Compare the spectra at the shock over time:

[9]:
def energy_spectrum(df, bins, weighted = False):
    # calculates the energy spectrum J, dJ of dataframe df
    # returns touple (N, dN, bin_center)
    # weights are taken into account if weighted == True

    if weighted:
        HW = np.histogram(df['E'], bins = bins, weights = df["W"])
    H = np.histogram(df['E'], bins = bins)

    bin_edges = H[1]
    bin_width = bin_edges[1:] - bin_edges[:-1]
    bin_center = bin_edges[:-1] + 0.5 * bin_width

    if weighted:
        J = HW[0]/bin_width
        dJ = J/np.sqrt(H[0])
    else:
        J = H[0]/bin_width
        dJ = np.sqrt(H[0])/bin_width

    return J,  dJ, bin_center

fig, axs = plt.subplots(1, 1, figsize = (8, 4), sharex = True, sharey = True)
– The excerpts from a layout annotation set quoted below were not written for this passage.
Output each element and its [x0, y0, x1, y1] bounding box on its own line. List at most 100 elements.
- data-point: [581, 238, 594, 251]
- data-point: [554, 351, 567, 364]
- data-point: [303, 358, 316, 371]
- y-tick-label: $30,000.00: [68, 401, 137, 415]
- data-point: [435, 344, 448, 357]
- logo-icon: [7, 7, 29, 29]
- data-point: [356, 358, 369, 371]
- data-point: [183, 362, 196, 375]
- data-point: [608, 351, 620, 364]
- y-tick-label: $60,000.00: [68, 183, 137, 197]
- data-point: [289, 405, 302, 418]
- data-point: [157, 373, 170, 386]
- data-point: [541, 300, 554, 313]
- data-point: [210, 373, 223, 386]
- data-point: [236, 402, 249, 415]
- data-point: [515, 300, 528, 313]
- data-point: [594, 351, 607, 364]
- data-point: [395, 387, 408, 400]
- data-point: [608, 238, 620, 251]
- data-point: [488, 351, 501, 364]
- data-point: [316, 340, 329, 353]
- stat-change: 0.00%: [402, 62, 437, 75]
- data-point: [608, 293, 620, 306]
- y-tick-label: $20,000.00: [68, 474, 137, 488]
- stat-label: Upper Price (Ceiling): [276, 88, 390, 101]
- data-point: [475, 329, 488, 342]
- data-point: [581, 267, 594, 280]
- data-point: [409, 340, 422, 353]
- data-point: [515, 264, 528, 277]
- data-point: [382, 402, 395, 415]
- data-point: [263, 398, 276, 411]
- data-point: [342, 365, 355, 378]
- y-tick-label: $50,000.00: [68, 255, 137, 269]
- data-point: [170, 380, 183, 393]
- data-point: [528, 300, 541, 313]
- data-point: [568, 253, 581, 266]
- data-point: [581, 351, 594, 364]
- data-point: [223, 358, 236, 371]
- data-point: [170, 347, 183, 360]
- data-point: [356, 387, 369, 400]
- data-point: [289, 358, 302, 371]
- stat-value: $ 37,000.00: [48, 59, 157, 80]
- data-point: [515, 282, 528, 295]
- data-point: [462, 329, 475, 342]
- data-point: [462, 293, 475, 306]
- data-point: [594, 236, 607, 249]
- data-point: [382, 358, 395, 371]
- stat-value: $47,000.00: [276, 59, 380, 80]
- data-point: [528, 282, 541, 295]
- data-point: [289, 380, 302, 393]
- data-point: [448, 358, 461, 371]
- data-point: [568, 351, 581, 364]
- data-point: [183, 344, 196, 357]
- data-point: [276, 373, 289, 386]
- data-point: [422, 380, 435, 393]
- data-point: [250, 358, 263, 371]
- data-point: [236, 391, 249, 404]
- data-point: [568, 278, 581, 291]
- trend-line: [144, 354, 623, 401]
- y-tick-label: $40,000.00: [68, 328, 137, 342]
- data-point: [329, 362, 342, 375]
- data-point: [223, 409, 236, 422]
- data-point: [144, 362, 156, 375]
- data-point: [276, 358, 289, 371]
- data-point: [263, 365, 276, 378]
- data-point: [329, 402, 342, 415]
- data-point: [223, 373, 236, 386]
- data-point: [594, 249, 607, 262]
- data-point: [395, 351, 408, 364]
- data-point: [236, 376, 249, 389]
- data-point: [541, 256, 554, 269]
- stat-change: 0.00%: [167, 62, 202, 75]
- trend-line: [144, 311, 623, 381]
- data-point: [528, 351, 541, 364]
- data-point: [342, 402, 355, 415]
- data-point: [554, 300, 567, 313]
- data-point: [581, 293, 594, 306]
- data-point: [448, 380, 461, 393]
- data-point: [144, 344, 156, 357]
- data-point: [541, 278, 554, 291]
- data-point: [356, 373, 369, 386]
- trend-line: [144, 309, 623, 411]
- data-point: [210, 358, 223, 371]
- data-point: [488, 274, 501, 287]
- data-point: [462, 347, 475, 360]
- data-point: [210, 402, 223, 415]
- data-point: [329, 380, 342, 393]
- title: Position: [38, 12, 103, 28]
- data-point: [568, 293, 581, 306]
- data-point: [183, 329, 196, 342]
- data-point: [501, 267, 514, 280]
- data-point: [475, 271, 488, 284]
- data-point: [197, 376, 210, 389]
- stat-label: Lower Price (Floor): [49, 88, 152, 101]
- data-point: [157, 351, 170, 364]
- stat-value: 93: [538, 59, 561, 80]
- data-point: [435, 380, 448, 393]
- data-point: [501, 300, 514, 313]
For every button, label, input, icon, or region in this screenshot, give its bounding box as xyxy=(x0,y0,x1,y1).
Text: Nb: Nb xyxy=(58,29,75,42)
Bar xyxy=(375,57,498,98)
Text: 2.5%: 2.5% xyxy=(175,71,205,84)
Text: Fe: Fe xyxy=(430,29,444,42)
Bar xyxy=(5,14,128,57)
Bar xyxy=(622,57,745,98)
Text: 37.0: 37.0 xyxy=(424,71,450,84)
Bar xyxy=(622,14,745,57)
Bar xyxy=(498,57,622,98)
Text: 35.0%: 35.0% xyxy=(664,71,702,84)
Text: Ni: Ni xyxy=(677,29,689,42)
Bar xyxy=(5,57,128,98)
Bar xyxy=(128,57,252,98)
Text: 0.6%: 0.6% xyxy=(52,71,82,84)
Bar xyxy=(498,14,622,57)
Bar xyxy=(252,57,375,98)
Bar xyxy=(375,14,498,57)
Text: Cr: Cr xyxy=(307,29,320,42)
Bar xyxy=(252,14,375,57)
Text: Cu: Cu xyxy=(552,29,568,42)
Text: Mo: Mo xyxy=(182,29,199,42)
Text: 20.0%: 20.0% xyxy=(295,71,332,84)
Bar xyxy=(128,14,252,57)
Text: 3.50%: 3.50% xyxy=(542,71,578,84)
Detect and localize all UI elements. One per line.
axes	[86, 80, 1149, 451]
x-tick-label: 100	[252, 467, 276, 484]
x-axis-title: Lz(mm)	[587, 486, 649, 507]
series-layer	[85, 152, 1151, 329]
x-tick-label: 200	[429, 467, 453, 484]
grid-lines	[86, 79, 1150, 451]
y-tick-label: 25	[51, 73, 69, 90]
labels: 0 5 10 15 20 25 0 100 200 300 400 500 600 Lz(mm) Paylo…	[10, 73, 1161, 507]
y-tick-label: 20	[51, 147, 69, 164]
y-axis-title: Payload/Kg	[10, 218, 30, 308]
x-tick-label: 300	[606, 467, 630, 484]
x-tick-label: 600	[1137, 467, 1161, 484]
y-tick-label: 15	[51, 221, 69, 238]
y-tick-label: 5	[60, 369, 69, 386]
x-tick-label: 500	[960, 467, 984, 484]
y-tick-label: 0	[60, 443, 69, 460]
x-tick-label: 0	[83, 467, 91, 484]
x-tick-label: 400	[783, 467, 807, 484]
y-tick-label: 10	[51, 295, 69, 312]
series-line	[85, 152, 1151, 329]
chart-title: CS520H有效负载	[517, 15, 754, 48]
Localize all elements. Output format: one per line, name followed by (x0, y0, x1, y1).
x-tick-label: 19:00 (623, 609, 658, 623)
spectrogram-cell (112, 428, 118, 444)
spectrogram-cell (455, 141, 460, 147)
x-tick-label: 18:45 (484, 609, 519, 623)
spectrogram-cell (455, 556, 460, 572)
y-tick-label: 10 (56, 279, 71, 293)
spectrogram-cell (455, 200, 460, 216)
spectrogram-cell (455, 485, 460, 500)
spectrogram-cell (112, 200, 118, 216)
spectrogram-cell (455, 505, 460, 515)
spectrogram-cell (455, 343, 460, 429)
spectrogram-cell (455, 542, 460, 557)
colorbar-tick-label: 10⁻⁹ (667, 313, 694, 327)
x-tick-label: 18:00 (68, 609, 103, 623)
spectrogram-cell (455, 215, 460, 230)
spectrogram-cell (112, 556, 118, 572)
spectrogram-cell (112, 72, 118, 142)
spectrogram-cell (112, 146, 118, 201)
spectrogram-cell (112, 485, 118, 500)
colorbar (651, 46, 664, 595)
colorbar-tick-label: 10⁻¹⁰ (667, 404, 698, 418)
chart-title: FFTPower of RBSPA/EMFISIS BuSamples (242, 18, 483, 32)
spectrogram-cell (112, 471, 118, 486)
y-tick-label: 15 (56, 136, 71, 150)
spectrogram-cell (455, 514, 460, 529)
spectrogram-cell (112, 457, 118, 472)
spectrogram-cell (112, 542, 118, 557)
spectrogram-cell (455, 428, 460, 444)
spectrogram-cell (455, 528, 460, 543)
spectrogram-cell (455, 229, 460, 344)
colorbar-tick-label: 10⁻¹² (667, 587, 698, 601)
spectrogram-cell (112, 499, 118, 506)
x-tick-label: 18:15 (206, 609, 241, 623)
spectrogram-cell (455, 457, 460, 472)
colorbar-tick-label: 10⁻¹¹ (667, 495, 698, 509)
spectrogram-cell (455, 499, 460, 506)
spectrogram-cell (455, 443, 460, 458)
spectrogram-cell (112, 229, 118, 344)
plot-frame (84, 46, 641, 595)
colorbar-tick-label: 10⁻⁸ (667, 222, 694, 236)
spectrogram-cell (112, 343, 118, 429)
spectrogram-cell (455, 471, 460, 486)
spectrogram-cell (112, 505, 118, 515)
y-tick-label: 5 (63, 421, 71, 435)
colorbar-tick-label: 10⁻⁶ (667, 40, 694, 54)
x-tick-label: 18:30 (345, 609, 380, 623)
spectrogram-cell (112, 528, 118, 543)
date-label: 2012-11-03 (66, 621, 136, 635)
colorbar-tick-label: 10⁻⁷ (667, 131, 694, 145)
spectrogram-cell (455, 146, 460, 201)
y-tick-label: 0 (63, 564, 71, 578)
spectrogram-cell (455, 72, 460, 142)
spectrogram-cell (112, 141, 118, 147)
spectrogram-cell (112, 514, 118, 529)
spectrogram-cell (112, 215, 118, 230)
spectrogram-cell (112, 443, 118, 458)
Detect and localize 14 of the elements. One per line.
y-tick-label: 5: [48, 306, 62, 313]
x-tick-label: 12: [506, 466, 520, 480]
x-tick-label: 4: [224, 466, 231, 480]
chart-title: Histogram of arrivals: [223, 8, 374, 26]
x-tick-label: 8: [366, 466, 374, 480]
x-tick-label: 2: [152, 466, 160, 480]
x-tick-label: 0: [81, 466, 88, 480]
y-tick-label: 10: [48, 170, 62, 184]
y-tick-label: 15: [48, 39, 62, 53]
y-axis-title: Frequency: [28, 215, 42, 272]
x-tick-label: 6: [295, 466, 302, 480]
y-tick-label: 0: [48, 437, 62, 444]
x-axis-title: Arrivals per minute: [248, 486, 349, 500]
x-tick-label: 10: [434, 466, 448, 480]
bins = 10**np.linspace(0, 4, 30)
timesteps = np.linspace(10, Tmax-5, 5)

e = 2 # spectrum weighted by E^2
# distance in Myr:
i = 0
dx = 5 # bin around shock

for t in timesteps:

    xsh = vsh * t # shock position moves
    J, dJ, bin_center = energy_spectrum(df.loc[ (df['X'] >=  xsh - dx) & (df['X'] < xsh) & (df['T'] <= t + dt)  & (df['T'] > t )], bins, weighted = True)
    axs.errorbar(bin_center, J*bin_center**e/Nlab, yerr = dJ*bin_center**e/Nlab, linestyle = '', marker = marker[i], color = 'blue', alpha = .8)
    # J, dJ normalized by number of candidates

    xsh = 0
    J, dJ, bin_center = energy_spectrum(df1.loc[ (df1['X'] >=  xsh - dx) & (df1['X'] < xsh) & (df1['T'] <= t + dt)], bins, weighted = True)
    axs.errorbar(bin_center, J*bin_center**e/(Nstat * Nobs) , yerr = dJ*bin_center**e/(Nstat * Nobs) , linestyle = '', marker = marker[i], color = 'green', alpha = .8, label = 't = %i' %t)
    # J, dJ normalized by number of candidates & integration steps
    i = i + 1

axs.set_xscale('log')
axs.set_yscale('log')
axs.set_ylabel(r'$E^{%.2f} J$' %e)
axs.set_xlabel(r'$E/E_0$')
axs.set_xlabel(r'$E/E_0$')
axs.legend()
plt.show()
/var/folders/hm/8552yhb509l530c14llpb1ym0000gn/T/ipykernel_90359/2636325046.py:16: RuntimeWarning: invalid value encountered in divide
  dJ = J/np.sqrt(H[0])
../../../_images/pages_example_notebooks_acceleration_DSA-moving-shock_9_1.png

Spectrum and acceleration time of stationary simulation (green) and moving shock (blue) are the same.